The Detroit Tigers. The Tigers have been a bit resurgent lately, fooling themselves into thinking they have a shot at the wildcard. They’re in fourth place, four games behind the wild card leaders Toronto and Boston (one of whom will win their division) and three games behind Baltimore, who will get the second wild card because of the magic of Trumbo. Their playoff hopes will last a bit shorter than Justin Verlander’s marriage to Kate Upton, if it even happens.

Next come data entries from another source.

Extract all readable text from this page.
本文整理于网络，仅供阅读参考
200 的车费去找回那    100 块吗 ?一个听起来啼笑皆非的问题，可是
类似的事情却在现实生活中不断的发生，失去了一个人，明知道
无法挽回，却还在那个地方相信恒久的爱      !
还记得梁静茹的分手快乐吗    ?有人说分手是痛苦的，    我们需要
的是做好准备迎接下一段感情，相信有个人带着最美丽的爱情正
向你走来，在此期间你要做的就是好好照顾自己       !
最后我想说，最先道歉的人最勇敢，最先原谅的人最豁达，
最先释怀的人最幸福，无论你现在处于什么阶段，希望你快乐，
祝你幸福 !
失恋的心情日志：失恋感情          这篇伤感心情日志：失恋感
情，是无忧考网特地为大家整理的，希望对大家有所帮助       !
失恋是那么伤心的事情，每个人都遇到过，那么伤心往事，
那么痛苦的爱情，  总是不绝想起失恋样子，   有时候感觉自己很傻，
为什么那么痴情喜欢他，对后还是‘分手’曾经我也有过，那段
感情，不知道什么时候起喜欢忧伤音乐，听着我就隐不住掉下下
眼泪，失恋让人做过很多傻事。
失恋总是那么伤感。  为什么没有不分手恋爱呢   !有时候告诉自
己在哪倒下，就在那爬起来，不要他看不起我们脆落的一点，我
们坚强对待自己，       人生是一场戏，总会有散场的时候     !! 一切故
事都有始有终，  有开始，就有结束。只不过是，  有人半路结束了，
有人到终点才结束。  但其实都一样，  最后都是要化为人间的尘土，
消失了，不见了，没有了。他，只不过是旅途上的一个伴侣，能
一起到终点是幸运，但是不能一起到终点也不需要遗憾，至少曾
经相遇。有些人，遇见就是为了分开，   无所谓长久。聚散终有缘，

The Tigers have Miguel Cabrera, otherwise known as the guy who unfairly beat Mike Trout for a couple of MVP awards, probably because he’s some sort of Mexican. Thanks, Obama. They also have Ian Kinsler, who despite being an incredible bag of dicks manages to be better than just about every other 2B in the game. The Texas Rangers traded Kinsler to Detroit for Prince Fielder, and Fielder just announced his retirement from the game due to neck injury. The Rangers got screwed but somehow they’re still gonna make the playoffs, which tells you a lot of what you need to know about Detroit.
Detroit also recently picked up my favorite bonehead, Erick Aybar. Damn. That makes it hard for me to talk trash about them because I loves me some Aybar and I’m glad to see him on a team that at least has playoff aspirations. Maybe Erick can show Kinsler his dong in a hot dog bun and make him trip and fall and break a finger or something. Do it for the Angels, Aybar. We still love you and believe in you.
The Tigers also have two guys names Martinez on their team (maybe even three, I’m not looking at the pitching staff). Not to go all Trump here, but what happened to the good old days when teams had two Smiths or two Johnsons on the roster? #SlipAJohnsonIntoDetroit
Finally, the Tigers have Justin Upton in the OF. The only reason I bring him up is so I can post this mean from when both of the Uptons were playing in Atlanta:
Heh heh, that’s still funny to me.
Anyway, yeah…Detroit skus. Time for the Angels to slap them around and remind them that they, too, are not going to make the playoffs.